Long time readers know that I do not admire Passion of the Christ. But Mel Gibson has done a lot of good work, and he deserves to be judged for his best efforts, not for one horrible night. John Huston killed a man while driving drunk (the studio hushed up the incident), but that tragedy doesn't make Treasure of the Sierra Madre and The Man Who Would be King any less brilliant.

Gibson's anti-Semitic outburst -- "The Jews are responsible for all the wars in the world" -- was, of course, inane and odious. I agree with Josh Marshall's response: "People do say all sorts of things when they're crazy drunk. But with Gibson, there's a history."

Intriguingly, that offensive remark hints that Mel Gibson does not support either our bloody Iraq misadventure or Israel's vandalism in Lebanon. If that is true, then why did he not voice his opposition before? Instead of this drunken lapse into the lowest sort of anti-Semitic conspiracism, Gibson could have offered rational arguments against the current madness.

Mel Gibson still has the opportunity to make such an argument in a public forum, and he can do so with a force unavailable to any other Hollywood figure. The fundamentalists who blindly support Bush's atrocities will never listen to a Martin Sheen, but they will hear out the man who made Passion of the Christ.

Similarly, Gibson has, in the past, offered hints that he views the Bush family with suspicion. Why not offer more than a hint?

I'm not sure how Bush-entranced fundamentalists would respond to an anti-war pronouncement by Mel Gibson. The Protestant leaders who embraced Passion would suddenly be forced to admit the profound theological and cultural differences separating the evangelicals from "breakaway" Catholics such as Gibson and his father, who reject the Vatican II reforms.

A side note: Very few people in the "Passion" audience understood why Gibson included a Last Supper flashback in which Jesus declares that his blood would be shed "for many." Although the details resist easy summary here, I can say that this scene underscores a decades-old controversy over the translation of the Mass into the vernacular -- a controversy which relates, in turn, to a larger debate over the old doctrine of "no salvation outside the Church." The film's many Protestant admirers never realized that Sedevacantism -- the technical term for the doctrine underlying Gibson's traditionalism -- emerged, in large part, as a reaction against the Vatican II reforms which reclassified Protestants as "separated brethren" instead of heretics. (Sedevacantists believe that every Pope since the Second Vatican Council has been false.)

5 comments:

Anonymous said...

I also hope Gibson chooses to share more of his negative feelings about the invasion of Iraq, as he did several months ago when he told a reporter that he couldn't understand what we were still doing over there. He holds a unique place in the American mainstream at the moment. It still boggles my mind that a "Hollywood librul" who actually has a fair amount of credibility with voting Christians could probably get the attention of the commercial media if he felt like asking for air time.

Anonymous said...

Gibson has no constituency. The evangelicals who packed screenings of "The Passion" probably don't even know he made the film.

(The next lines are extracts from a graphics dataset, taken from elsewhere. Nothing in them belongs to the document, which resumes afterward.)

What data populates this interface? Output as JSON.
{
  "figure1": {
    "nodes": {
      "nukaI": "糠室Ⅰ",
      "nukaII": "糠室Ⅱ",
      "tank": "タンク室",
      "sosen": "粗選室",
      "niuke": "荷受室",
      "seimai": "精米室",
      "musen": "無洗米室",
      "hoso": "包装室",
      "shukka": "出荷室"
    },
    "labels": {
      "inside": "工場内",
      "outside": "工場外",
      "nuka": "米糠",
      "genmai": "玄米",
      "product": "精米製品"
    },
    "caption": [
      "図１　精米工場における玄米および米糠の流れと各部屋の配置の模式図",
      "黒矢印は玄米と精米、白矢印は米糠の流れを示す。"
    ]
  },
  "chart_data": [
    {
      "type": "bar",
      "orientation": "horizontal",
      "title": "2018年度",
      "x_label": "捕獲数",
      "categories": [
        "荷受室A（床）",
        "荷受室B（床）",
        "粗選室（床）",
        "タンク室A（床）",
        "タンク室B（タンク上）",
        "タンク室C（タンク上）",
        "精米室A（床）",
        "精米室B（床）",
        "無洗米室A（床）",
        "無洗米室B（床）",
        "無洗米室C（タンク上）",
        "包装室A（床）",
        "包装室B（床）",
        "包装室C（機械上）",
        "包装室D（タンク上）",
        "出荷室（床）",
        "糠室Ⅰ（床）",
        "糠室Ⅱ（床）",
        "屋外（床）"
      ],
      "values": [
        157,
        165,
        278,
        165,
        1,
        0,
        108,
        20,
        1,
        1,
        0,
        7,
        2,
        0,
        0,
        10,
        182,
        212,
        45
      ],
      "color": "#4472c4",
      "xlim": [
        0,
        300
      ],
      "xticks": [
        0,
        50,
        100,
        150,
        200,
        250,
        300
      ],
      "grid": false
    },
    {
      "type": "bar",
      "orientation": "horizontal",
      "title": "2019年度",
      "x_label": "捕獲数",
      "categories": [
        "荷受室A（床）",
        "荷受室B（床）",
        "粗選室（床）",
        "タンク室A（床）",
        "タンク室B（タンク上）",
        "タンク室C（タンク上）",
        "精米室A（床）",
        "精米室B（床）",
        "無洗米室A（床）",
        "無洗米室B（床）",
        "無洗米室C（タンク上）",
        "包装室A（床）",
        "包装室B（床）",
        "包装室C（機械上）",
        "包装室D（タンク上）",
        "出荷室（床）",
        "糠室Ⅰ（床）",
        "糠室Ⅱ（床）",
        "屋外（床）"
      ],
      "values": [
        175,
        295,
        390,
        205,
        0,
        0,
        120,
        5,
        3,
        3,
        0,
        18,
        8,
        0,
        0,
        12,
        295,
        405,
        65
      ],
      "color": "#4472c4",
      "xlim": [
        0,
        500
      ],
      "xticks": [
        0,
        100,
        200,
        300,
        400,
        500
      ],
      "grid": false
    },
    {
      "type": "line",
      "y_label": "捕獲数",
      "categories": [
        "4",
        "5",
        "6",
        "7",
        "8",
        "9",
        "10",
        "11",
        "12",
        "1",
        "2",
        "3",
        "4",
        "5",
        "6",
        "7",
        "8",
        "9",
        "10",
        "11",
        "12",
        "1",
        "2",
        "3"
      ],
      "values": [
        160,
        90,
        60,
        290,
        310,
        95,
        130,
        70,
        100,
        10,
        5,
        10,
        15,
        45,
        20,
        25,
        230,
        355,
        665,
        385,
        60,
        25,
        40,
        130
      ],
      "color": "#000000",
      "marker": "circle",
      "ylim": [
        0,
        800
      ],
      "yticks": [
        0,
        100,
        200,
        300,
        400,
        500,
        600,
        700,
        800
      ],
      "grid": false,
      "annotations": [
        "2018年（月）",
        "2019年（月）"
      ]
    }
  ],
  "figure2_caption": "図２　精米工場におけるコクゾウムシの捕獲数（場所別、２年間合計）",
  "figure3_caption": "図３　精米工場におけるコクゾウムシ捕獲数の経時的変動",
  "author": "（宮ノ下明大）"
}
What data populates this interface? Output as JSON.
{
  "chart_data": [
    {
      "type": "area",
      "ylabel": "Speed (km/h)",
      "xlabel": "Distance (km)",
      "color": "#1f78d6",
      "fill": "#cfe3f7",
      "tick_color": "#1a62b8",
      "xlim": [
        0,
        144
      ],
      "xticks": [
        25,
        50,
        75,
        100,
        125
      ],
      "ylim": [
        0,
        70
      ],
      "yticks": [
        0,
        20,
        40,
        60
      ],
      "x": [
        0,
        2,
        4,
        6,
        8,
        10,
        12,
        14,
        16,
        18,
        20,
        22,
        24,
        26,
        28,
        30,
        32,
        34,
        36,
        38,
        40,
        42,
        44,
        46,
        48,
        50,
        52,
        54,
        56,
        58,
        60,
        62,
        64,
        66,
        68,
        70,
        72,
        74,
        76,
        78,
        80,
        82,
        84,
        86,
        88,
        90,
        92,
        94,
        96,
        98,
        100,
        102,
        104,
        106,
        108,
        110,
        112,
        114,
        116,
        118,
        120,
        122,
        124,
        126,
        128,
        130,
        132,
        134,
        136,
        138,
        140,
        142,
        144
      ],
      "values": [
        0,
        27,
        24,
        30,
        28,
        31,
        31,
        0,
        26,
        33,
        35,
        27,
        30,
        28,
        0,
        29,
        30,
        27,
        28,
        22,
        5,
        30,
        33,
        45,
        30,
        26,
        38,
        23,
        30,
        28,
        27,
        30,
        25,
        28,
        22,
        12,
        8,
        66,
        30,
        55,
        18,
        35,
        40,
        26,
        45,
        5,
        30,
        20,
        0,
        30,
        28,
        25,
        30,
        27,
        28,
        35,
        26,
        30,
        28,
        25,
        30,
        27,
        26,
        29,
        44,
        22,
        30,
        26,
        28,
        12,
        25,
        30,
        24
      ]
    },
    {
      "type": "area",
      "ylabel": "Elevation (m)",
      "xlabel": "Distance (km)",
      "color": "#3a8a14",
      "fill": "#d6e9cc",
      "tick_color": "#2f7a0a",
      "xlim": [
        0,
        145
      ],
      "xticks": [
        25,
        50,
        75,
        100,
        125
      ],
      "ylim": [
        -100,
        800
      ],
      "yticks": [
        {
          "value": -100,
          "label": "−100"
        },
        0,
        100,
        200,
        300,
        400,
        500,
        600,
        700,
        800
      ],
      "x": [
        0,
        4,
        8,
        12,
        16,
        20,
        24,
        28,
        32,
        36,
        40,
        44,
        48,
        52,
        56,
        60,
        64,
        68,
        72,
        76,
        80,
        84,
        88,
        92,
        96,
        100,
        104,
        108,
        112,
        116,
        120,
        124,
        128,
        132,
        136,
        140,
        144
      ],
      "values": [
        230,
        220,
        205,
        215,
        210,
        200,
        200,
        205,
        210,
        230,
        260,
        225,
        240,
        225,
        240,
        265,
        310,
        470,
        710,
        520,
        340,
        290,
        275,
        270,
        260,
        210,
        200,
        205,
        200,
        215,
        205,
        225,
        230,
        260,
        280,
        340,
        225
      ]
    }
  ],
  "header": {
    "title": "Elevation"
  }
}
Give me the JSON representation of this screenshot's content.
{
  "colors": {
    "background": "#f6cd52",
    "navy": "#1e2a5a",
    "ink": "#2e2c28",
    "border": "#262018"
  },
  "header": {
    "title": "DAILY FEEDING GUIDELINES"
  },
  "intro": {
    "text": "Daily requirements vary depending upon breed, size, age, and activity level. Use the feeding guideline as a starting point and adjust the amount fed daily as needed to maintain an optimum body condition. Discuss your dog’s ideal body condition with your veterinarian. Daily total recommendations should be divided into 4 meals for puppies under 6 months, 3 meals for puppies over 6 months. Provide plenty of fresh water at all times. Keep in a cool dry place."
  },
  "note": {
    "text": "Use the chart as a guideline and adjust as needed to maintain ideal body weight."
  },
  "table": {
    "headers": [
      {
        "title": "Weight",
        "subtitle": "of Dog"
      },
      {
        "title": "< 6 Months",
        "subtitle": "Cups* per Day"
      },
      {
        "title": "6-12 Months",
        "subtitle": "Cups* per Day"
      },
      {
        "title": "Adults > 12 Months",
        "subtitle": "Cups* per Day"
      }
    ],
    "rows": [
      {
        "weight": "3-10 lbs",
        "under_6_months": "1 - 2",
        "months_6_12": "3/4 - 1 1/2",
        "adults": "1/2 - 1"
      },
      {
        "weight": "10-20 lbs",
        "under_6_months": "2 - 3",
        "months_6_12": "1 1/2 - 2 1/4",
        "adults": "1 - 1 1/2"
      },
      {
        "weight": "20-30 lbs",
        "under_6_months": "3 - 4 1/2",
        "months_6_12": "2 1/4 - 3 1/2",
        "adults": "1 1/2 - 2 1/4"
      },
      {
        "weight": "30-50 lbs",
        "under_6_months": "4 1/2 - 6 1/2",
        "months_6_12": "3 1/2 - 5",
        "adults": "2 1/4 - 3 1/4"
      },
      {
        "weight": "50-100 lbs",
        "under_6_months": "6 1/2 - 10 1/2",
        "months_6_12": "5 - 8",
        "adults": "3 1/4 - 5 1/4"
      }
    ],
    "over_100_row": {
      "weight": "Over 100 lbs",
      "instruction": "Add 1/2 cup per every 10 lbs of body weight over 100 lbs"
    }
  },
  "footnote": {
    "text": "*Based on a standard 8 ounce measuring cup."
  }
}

About from a few liberal journalists (like Frank Rich) who gave "The Passion" far more attention than its sins warranted, Gibson's got as much influence over national politics as Barbra Streisand.

A guy with a famous face is not famous. His face is famous.

Anonymous said...

I hope you guys will all watch the cspan telecast at 2:30pm EST today.
Unless you saw it last night.
Thank you.

Anonymous said...

Mel also made some anti-war remarks at an awards dinner a few years ago. Asked about meeting Maichael Moore at the event, Mel made some comment along the lines of "no one has ever been ablet o explain to me why the hell we went to war", or something like that. Did not getmuch publicity.

Anonymous said...

He just might've of. Remember, The arresting officer left out 4 pages because he "thought it would fuel anti-semitism". Id bet he was explaining his "all Jews start wars" and explaining it to his startled officer.